С этими словами он взял шляпу, которая лежала на столе рядом с моей палитрой, и еще раз посмотрел на портрет.
– Да, она пленительна, – прошептал он. – Не напрасно ее нарекли Розамундой – Розой Мира.
– Так написать мне еще один портрет, для вас?
– Cui bone?[64] Нет.
И он накрыл портрет листом тонкой бумаги, на которую я, чтобы не засалить картон, опирала руку, когда рисовала. Я не поняла, что он внезапно увидел на этом пустом листе, но, несомненно, что-то привлекло его взгляд. Он схватил лист, посмотрел на его край, затем с неописуемо странным и совершенно непостижимым выражением посмотрел на меня, словно вбирая и замечая каждую особенность моей фигуры, лица, одежды быстрым как молния взором. Рот его приоткрылся, будто он хотел что-то сказать, но фраза замерла у него на губах непроизнесенной.
– Что случилось? – спросила я.
– Совершенно ничего, – последовал ответ, и я увидела, как, водворяя лист на место, он ловко оторвал от него узкую полоску.
Она исчезла в его перчатке, и, быстро кивнув с коротким «до свидания», он исчез.
– Ну-ну! – воскликнула я, прибегая к местному выражению: – Светопреставление, да и только!

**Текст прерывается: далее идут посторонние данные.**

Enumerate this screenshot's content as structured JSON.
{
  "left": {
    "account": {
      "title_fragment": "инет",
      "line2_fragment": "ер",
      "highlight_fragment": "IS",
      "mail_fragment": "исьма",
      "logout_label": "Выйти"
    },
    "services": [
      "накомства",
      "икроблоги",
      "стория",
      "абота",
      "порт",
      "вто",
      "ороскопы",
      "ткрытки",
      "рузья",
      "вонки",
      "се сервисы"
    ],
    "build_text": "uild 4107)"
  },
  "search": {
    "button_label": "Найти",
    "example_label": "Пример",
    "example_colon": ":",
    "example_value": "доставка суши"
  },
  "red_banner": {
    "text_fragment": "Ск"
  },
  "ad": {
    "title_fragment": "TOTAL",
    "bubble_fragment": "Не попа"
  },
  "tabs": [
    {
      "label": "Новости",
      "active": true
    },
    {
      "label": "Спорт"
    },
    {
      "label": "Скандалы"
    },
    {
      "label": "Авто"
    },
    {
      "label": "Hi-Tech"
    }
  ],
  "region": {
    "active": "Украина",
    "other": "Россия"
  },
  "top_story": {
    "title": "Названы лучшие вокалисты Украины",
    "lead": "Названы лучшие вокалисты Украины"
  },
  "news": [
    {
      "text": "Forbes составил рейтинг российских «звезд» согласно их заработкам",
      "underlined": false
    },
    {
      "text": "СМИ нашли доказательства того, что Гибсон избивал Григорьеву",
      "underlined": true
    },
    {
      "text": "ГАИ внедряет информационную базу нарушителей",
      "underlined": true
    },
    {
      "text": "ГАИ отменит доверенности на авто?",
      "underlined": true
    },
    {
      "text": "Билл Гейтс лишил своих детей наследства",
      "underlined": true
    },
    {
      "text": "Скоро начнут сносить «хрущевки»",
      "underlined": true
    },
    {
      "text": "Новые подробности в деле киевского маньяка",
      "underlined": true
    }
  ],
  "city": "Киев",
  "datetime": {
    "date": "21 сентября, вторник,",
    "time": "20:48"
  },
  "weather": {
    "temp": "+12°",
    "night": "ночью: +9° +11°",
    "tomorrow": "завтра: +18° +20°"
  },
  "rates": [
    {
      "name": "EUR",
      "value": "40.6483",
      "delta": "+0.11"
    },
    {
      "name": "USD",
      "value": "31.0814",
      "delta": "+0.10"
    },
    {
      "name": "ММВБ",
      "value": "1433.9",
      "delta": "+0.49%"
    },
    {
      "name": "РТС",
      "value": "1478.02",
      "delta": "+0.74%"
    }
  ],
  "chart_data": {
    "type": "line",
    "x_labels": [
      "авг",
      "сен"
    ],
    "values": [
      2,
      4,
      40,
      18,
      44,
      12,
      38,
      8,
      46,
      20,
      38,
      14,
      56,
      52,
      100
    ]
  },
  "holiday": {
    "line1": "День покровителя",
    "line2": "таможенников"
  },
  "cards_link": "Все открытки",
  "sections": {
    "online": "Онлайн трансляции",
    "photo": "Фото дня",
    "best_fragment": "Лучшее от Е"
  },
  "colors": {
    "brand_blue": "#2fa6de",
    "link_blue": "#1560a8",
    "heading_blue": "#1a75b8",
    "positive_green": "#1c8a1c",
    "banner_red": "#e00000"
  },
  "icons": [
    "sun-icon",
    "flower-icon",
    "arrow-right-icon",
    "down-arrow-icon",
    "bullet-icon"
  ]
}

И в свою очередь принялась рассматривать бумажный лист, но увидела лишь несколько мазков краски там, где пробовала оттенки. Минуты две я ломала голову над этой тайной, но, признав ее непостижимой и полагая, что особой важности она иметь не может, я выкинула ее из головы и скоро забыла о ней.
Глава 33
Едва мистер Сент-Джон ушел, как повалил снег. Вьюга бушевала всю ночь. Наутро бешеный ветер пригнал новые снежные тучи и метели. К вечеру долину загромоздили почти непроходимые сугробы. Я закрыла ставни, постелила половичок у двери, чтобы снег не заметало внутрь, помешала в очаге, подбросила торфа, просидела почти час возле очага, слушая приглушенные завывания бурана, а затем зажгла свечу и взяла томик «Мармиона».
Заря над Норхемом видна.
Утесов грозных крутизна,
Вершин Чевьота ряд,
Донжон, зубчатая стена
И Твида вольная волна
Все золотом горят.
Вскоре музыка стихов заглушила рев бури.
Вдруг я услышала какой-то шум. Ветер, подумала я, сотрясает дверь. Однако щеколда поднялась, и в отворившейся двери из снежных вихрей и воющей тьмы появился Сент-Джон, он остановился передо мной. Плащ, облегавший его высокую фигуру, был покрыт блестящей ледяной коркой. Я совсем растерялась, так мало я ожидала, что кто-то может добраться до меня в этот вечер через погребенную в сугробах долину.
– Дурные новости? – спросила я. – Что-то случилось?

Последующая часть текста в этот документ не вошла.